- Classification: Protestant
- Theology: New School Presbyterian Scougalism
- Governance: Neo-Presbyterian
- Associations: World Communion of Reformed Churches
- Region: United States
- Origin: 1874 Huntsville, Alabama
- Separated from: Cumberland Presbyterian Church
- Congregations: 153

= Cumberland Presbyterian Church in America =

African-American Presbyterian denomination

The Cumberland Presbyterian Church in America is a historically African-American denomination which developed from the Cumberland Presbyterian Church in 1874.

==History==
The church was formed after African-American delegates to the Cumberland Presbyterian Church's May 1869 General Assembly asked for assistance in organizing a separate body for African Americans, allowing them to become more independent and self-reliant, develop their own clergy and other leaders, and maintain their own church buildings, all with financial support from the parent denomination. The new church was organized in May 1874 as the Colored Cumberland Presbyterian Church. It later was known as the Second Cumberland Presbyterian Church before assuming its current name in 1992.

Relations between the two Cumberland Presbyterian groups have for the most part been very cordial, and many of the CPCA ministers have trained at Memphis Theological Seminary. A reunion attempt on the part of both denominations failed to win approval in the late 1980s. The African American church wanted equal representation on all boards and agencies, feeling that otherwise they would be swallowed up by the larger white church. The joint committee drafting the plan of union agreed and made such a stipulation in its reporting to the General Assembly. However, many in the white, rural, southern-based church were not willing to cede that much power and balked at the plan. Both denominations are now working on a plan of organic merger. The two denominations continue to share a Confession of Faith and cooperate in many common ministries.
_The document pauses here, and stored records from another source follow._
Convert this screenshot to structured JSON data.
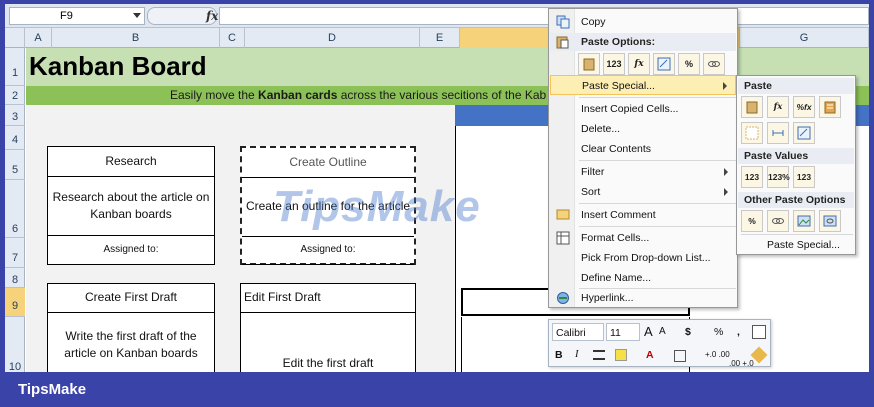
{
  "formula_bar": {
    "name_box": "F9",
    "fx_label": "fx",
    "formula": ""
  },
  "columns": [
    "A",
    "B",
    "C",
    "D",
    "E",
    "",
    "G"
  ],
  "rows": [
    "1",
    "2",
    "3",
    "4",
    "5",
    "6",
    "7",
    "8",
    "9",
    "10"
  ],
  "sheet": {
    "title": "Kanban Board",
    "subtitle_pre": "Easily move the ",
    "subtitle_bold": "Kanban cards",
    "subtitle_post": " across the various secitions of the Kab",
    "watermark": "TipsMake"
  },
  "cards": [
    {
      "title": "Research",
      "body": "Research about the article on Kanban boards",
      "footer": "Assigned to:"
    },
    {
      "title": "Create Outline",
      "body": "Create an outline for the article",
      "footer": "Assigned to:"
    },
    {
      "title": "Create First Draft",
      "body": "Write the first draft of the article on Kanban boards"
    },
    {
      "title": "Edit First Draft",
      "body": "Edit the first draft"
    }
  ],
  "context_menu": {
    "copy": "Copy",
    "paste_options": "Paste Options:",
    "paste_special": "Paste Special...",
    "insert_copied_cells": "Insert Copied Cells...",
    "delete": "Delete...",
    "clear_contents": "Clear Contents",
    "filter": "Filter",
    "sort": "Sort",
    "insert_comment": "Insert Comment",
    "format_cells": "Format Cells...",
    "pick_dropdown": "Pick From Drop-down List...",
    "define_name": "Define Name...",
    "hyperlink": "Hyperlink...",
    "paste_buttons": [
      "",
      "123",
      "fx",
      "",
      "%",
      ""
    ]
  },
  "paste_submenu": {
    "paste_header": "Paste",
    "paste_buttons": [
      "",
      "fx",
      "%fx",
      "",
      "",
      "",
      ""
    ],
    "values_header": "Paste Values",
    "values_buttons": [
      "123",
      "123%",
      "123"
    ],
    "other_header": "Other Paste Options",
    "other_buttons": [
      "%",
      "",
      "",
      ""
    ],
    "paste_special": "Paste Special..."
  },
  "mini_toolbar": {
    "font": "Calibri",
    "size": "11",
    "grow": "A",
    "shrink": "A",
    "currency": "$",
    "percent": "%",
    "comma": ",",
    "bold": "B",
    "italic": "I",
    "font_color": "A",
    "inc_decimal": "+.0 .00",
    "dec_decimal": ".00 +.0"
  },
  "footer": {
    "brand": "TipsMake"
  },
  "colors": {
    "title_band": "#c6e0b4",
    "subtitle_band": "#8cc157",
    "blue_strip": "#4472c4",
    "menu_highlight": "#fdeeb4",
    "frame": "#3a43a8"
  }
}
==Organization and membership==
Denominational headquarters are located in Huntsville, Alabama. There are 153 congregations, which are organized into 15 presbyteries and four synods, in Alabama, Kentucky, Tennessee and Texas and Illinois. Membership is primarily concentrated in Alabama, Tennessee, and Texas, but the church extends north to Cleveland, Chicago, Oklahoma, Detroit and Marshalltown, Iowa.

== Governance ==
The church adheres to the Presbyterian Church governance. It has 4 Synods, the Texas Synod has 3 Presbyteries namely the Angelina (26 churches), Brazos River (58) and East Texas (4) Presbyteries. The Tennessee Synod has 3 Presbyteries, the Elk River (11), Hiawassee (9), New Hopewell Presbyteries (11). The Kentucky Synod has 3, the Cleveland Ohio (4), the Kansouri (12), and the Ohio (5), the Purchase (5) Presbyteries. The biggest synod is Alabama Synod with 6 Presbyteries, namely the Birmingham (6), the Florence (5), Huntsville (68), South Alabama (16), Tennessee Valley (8) and Tuscaloosa (7) Presbyteries.

== Unification issues ==
In 2012 the general assemblies of both the Cumberland Presbyterian Church and the Cumberland Presbyterian Church in America were agreed to the forming of a unification task force, to pursue organic union.